Résumé de la décision
La décision concerne un décret du 16 décembre 2015 par lequel le Premier ministre français a accordé l'extradition de M. A...B..., un ressortissant turc condamné à sept ans et deux mois d'emprisonnement pour tentative de meurtre. M. B... conteste ce décret, invoquant notamment des violations de ses droits en tant que demandeur d'asile, ainsi que des risques de mauvais traitements en cas de retour en Turquie. Le Conseil d'État rejette sa requête, validant le décret d'extradition.
Arguments pertinents
1. Signature du décret : Le décret attaqué a été signé par le Premier ministre et contresigné par la garde des sceaux, ce qui valide sa régularité formelle. M. B... ne peut arguer de l'absence de ses signatures sur l'ampliation notifiée, ce qui lui ont été certifiées conformes.
2. Motivation du décret : Le décret comporte des considérations de fait et de droit, satisfaisant ainsi l'exigence de motivation prévue par l'article L. 211-5 du Code des relations entre le public et l'administration.
3. Statut de demandeur d'asile : Le rejet par l'Office français de protection des réfugiés et apatrides (OFPRA) de la demande d'asile de M. B... ne fait pas obstacle à l'extradition, le statut de réfugié n'ayant pas été reconnu à ce jour.

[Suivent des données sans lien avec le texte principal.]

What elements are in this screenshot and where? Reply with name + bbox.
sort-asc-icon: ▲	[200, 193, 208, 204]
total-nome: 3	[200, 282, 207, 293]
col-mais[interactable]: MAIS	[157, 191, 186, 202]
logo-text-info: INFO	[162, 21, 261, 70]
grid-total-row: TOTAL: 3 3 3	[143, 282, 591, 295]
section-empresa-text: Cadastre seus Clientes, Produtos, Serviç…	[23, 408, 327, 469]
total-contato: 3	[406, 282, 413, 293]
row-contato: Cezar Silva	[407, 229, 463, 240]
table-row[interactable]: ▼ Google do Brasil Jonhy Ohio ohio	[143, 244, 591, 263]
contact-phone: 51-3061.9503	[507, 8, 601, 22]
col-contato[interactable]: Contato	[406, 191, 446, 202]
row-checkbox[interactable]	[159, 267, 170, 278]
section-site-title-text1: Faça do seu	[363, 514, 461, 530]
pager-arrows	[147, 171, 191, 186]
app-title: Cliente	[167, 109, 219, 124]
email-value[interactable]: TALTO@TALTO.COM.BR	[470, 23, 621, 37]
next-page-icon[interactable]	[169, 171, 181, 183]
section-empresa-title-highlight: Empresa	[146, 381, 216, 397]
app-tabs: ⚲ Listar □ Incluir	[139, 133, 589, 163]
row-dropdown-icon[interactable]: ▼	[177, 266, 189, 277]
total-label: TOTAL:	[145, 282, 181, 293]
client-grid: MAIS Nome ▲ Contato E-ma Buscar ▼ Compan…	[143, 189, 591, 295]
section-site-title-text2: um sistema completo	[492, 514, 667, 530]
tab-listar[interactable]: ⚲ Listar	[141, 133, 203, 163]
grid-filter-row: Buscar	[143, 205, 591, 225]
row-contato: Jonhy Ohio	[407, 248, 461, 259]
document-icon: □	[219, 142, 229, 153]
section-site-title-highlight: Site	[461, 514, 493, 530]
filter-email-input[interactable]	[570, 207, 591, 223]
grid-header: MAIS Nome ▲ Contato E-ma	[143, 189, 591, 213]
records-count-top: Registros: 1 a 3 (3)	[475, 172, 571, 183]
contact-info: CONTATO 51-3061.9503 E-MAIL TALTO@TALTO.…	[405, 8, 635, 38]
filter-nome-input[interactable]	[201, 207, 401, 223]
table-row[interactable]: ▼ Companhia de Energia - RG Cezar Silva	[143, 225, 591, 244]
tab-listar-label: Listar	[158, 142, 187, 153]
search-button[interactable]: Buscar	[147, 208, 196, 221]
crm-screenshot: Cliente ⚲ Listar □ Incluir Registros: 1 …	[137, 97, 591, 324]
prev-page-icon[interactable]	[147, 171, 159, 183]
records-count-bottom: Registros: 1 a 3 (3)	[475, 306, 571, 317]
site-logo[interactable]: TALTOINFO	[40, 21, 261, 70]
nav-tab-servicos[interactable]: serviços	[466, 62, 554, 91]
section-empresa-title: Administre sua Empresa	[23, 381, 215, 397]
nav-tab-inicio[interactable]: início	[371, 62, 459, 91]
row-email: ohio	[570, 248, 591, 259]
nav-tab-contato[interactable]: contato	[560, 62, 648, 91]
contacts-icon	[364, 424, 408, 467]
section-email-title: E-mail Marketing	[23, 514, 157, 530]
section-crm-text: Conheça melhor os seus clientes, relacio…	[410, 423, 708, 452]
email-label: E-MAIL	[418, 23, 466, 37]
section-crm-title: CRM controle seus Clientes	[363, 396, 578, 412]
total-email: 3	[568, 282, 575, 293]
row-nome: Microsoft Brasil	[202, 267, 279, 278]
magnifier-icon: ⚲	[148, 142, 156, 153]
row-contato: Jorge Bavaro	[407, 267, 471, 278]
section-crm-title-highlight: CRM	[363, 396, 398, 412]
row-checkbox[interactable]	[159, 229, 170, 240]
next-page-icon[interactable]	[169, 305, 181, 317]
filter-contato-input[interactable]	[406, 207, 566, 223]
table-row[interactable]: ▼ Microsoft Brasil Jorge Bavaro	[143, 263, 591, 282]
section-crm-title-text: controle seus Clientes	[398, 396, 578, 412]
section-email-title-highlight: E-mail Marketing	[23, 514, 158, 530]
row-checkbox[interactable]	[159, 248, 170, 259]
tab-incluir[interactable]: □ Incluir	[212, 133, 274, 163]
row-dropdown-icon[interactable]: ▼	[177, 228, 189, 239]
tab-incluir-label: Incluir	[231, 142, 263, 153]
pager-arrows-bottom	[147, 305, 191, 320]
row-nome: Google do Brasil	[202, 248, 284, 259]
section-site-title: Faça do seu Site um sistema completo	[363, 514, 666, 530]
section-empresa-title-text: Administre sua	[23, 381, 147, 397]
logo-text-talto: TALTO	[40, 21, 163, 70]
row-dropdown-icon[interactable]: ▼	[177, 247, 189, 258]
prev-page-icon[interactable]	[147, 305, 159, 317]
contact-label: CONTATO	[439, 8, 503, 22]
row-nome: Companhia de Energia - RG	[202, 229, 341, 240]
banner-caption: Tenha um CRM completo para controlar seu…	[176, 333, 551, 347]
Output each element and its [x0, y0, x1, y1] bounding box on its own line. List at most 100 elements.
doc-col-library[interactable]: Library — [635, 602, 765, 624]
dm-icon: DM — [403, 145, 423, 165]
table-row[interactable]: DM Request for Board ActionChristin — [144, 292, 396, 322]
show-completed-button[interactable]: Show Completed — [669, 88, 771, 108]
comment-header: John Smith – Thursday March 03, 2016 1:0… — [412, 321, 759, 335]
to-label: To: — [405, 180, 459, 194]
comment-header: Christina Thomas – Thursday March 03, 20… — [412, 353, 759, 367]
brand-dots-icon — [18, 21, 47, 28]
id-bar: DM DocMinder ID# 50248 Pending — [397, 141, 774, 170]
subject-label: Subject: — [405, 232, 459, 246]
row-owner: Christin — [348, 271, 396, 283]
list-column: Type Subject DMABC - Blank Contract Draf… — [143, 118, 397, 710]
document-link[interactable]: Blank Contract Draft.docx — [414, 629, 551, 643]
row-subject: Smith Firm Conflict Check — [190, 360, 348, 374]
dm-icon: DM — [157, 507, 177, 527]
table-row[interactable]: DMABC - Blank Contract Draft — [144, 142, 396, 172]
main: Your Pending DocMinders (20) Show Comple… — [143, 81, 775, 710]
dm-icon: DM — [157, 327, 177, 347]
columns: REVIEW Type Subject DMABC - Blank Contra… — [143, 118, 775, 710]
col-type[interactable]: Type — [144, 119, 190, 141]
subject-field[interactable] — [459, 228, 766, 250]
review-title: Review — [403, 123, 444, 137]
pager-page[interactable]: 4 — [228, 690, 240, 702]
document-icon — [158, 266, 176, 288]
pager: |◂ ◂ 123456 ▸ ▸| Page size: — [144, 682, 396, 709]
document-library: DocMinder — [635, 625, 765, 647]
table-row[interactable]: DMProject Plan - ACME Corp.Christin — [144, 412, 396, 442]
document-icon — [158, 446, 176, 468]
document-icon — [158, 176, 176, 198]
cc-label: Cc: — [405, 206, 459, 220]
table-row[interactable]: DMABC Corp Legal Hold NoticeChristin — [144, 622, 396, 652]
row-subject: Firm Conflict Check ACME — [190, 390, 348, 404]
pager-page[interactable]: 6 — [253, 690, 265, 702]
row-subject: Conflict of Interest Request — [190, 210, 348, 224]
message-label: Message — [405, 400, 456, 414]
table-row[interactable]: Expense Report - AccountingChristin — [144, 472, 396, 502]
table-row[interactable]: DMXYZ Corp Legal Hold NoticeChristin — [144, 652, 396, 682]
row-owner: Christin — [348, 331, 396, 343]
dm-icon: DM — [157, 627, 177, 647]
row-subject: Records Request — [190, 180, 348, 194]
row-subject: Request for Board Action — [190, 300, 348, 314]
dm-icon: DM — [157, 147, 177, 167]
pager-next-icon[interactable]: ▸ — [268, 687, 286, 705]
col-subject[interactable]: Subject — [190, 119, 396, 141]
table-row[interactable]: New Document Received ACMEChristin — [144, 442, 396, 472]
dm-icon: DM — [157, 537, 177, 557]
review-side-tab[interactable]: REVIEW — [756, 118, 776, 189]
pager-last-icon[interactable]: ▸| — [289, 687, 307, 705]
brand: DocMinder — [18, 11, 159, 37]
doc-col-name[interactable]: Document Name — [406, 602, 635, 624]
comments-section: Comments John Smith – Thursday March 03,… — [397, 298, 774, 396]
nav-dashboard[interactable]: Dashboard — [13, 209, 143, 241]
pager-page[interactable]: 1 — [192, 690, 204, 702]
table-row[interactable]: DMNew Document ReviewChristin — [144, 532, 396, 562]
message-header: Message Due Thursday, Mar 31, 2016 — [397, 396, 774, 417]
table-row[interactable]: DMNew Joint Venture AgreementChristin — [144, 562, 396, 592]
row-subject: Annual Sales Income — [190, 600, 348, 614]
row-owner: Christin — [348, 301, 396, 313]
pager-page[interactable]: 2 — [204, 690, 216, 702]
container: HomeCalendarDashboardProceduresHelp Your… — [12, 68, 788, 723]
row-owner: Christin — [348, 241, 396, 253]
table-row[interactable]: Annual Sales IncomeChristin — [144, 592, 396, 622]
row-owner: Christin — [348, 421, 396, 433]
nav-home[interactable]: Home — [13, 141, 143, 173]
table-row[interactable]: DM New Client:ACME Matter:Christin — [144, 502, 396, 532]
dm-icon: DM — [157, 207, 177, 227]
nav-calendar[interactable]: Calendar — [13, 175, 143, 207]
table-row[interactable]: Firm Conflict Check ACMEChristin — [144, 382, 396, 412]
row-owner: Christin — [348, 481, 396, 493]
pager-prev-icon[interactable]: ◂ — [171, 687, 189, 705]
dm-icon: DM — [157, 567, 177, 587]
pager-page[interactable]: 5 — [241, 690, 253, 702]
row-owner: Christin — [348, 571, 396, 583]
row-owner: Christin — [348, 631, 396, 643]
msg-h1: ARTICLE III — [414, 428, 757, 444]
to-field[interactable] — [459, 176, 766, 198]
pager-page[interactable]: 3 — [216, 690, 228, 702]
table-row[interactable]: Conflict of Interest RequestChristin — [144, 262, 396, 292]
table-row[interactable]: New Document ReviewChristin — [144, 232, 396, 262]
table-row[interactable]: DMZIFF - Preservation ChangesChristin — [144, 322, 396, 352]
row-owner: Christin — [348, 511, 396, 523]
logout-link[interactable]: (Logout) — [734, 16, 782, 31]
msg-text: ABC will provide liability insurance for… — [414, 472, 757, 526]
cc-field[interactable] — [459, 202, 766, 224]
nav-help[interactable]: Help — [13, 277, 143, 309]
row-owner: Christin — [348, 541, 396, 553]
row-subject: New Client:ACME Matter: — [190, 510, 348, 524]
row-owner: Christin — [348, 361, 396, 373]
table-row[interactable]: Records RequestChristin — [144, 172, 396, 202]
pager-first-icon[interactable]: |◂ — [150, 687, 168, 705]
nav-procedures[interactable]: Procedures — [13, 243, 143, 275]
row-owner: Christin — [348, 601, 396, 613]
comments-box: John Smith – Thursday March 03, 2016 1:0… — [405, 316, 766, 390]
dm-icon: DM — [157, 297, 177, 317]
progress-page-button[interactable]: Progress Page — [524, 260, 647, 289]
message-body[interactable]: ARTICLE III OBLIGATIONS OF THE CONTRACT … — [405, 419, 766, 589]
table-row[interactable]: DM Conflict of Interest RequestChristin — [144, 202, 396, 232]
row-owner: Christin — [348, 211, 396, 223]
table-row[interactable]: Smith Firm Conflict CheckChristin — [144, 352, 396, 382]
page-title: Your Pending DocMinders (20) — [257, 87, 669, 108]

4. Risques en cas de retour : Les craintes de M. B... concernant des mauvais traitements en Turquie ne sont pas étayées par des éléments probants, ce qui permet de conclure que l'extradition ne viole pas l'article 3 de la Convention européenne des droits de l'homme.
5. Droit à la vie familiale : La présence d'enfants mineurs de M. B... n'entraîne pas automatiquement une infraction aux droits prévus par l'article 8 de la Convention européenne des droits de l'homme. L'intérêt public prévalait dans ce cas d'extradition.
Interprétations et citations légales
- Sur la motivation du décret : L'article L. 211-5 du Code des relations entre le public et l'administration stipule : « Les actes administratifs doivent être motivés... » Le Conseil a confirmé que le décret respectait cette exigence.
- Sur le statut de réfugié : L'absence de reconnaissance du statut de réfugié par l'OFPRA ne constitue pas un obstacle à l'extradition, en conformité avec les principes de la procédure d'extradition.
- Concernant les risques de mauvais traitements : L'article 3 de la Convention européenne de sauvegarde des droits de l'homme et des libertés fondamentales précise que « nul ne peut être soumis à la torture ni à des peines ou traitements inhumains ou dégradants ». Le Conseil a constaté que M. B... n'a fourni aucune preuve solide pour établir ce risque, rendant la décision d'extradition conforme à la législation.
- Sur le droit à la vie familiale : L'article 8 de la Convention européenne de sauvegarde des droits de l'homme garantit le droit au respect de la vie privée et familiale. Le Conseil a jugé que la simple existence d'enfants ne suffit pas à contrarier l'intérêt public justifiant l'extradition.
En conclusion, le Conseil d'État a ainsi estimé que M. B... ne pouvait pas remettre en cause la légalité du décret d'extradition en raison de l'absence d'éléments probants quant aux risques afférents à son retour en Turquie et a rejeté la requête.